When the economy is in a temporary downturn, it’s important for the state to focus on the basics when it comes to spending. We should stop doing as many expensive, special projects until the cycle of the economy returns to a period of healthy growth.
Connecticut has one of the highest debt-per-capita of any state in the nation (we’re in the bottom four). The state government has been selling too many bonds for special projects in recent years. We need to consider the effect of debt maintenance on future budgets, and reduce the number of special project bonds that we sell.

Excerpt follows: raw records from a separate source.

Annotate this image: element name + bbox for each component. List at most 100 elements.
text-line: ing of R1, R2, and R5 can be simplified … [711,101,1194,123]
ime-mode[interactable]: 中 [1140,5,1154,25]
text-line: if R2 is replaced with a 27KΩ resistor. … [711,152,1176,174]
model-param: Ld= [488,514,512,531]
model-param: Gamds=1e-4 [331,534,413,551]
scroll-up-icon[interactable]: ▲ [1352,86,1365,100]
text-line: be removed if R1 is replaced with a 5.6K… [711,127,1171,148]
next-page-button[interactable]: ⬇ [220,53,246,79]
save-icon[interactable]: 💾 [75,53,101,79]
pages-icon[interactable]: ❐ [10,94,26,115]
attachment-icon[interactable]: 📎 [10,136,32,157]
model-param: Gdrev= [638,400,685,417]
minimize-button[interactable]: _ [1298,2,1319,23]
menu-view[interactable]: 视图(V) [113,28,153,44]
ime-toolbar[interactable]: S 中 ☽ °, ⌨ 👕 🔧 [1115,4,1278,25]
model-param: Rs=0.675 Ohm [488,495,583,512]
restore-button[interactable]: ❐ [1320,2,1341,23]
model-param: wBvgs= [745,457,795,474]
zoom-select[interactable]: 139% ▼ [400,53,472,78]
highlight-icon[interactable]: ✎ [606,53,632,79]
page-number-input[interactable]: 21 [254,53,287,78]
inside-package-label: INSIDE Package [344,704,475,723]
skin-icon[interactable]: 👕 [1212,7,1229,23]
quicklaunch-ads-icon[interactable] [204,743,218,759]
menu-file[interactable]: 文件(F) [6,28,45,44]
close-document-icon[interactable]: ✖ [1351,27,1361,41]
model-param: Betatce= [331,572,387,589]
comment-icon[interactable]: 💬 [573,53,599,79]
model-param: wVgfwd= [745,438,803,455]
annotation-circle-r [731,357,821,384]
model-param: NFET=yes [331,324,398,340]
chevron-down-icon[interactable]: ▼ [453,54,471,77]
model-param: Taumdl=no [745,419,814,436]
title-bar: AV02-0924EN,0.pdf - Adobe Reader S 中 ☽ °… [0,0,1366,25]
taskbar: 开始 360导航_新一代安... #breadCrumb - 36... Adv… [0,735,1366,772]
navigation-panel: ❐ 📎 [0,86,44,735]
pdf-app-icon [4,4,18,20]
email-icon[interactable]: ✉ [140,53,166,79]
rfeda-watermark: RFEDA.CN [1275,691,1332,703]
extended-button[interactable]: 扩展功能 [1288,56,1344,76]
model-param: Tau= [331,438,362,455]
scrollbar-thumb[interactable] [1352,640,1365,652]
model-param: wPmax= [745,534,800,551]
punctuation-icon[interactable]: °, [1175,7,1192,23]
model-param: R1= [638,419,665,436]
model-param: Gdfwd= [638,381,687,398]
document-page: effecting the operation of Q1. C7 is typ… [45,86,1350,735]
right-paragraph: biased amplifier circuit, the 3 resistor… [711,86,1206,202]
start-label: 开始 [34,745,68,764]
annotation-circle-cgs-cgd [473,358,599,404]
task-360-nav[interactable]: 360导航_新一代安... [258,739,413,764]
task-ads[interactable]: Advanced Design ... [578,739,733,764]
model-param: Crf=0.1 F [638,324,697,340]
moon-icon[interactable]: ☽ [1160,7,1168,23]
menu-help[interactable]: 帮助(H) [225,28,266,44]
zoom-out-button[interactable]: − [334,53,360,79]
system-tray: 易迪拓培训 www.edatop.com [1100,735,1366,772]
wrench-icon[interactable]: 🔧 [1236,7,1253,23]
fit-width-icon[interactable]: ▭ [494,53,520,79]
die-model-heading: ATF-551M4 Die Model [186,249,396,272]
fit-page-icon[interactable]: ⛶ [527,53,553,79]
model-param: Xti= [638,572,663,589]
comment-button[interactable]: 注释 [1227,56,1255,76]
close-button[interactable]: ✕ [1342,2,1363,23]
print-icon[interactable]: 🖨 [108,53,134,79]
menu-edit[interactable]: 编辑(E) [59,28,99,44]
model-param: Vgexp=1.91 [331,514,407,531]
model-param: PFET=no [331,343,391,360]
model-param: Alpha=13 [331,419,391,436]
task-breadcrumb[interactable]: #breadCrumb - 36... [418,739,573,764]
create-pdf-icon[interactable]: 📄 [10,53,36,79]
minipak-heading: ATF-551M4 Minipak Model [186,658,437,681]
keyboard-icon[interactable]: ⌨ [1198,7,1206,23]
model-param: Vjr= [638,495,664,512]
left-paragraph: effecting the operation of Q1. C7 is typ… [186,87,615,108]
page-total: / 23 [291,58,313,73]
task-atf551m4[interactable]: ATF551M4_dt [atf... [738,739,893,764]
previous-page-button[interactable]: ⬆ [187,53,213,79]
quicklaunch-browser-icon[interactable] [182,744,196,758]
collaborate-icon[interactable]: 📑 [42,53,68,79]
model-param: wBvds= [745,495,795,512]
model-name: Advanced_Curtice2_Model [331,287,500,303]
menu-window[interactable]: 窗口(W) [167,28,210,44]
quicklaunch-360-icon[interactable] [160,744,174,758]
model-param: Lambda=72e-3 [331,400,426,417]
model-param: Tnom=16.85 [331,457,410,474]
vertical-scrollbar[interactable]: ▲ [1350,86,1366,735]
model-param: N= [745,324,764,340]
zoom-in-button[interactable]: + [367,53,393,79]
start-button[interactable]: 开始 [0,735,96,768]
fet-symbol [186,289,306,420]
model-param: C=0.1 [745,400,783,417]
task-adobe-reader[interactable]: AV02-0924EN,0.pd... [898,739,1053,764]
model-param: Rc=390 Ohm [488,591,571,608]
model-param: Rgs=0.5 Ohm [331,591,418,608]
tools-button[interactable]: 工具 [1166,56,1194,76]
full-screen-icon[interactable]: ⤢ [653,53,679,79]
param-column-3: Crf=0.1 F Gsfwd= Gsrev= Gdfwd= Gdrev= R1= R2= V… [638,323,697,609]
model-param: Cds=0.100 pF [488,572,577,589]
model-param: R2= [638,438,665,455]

In numbers: the state government has run up $16 BILLION dollars of debt, nearly an entire year's budget! This is despite the fact that we have a balanced budget requirement. Part of the problem is that bonds are issued by the Bonding Commission, a group appointed by the governor, and not accountable to the voters. We need to require that all bonds are voted on by the state legislature, up or down, so that elected officials are held responsible for the finances of our state. We also need our elected officials to be responsible, and address this problem. When is the last time you heard one of your representatives even mention our state debt problem?
Corporate Tax Loopholes:
Corporate tax rates have been greatly reduced in Connecticut since the 1990's. Only 3.6% of Connecticut's total state tax revenues came from corporate business taxes in 2003, less than a third of what it was in 1992. (In comparison New Jersey was 12%, Massachusetts was 7.6%, New York 5.2%.) I believe they have been cut too much, and that Connecticut corporations need to pay their fair share. Connecticut should enact reasonable corporate tax reform, similar to what was passed in recent years in New Jersey, that will not drive businesses out of Connecticut, but will raise corporate tax revenues to appropriate levels.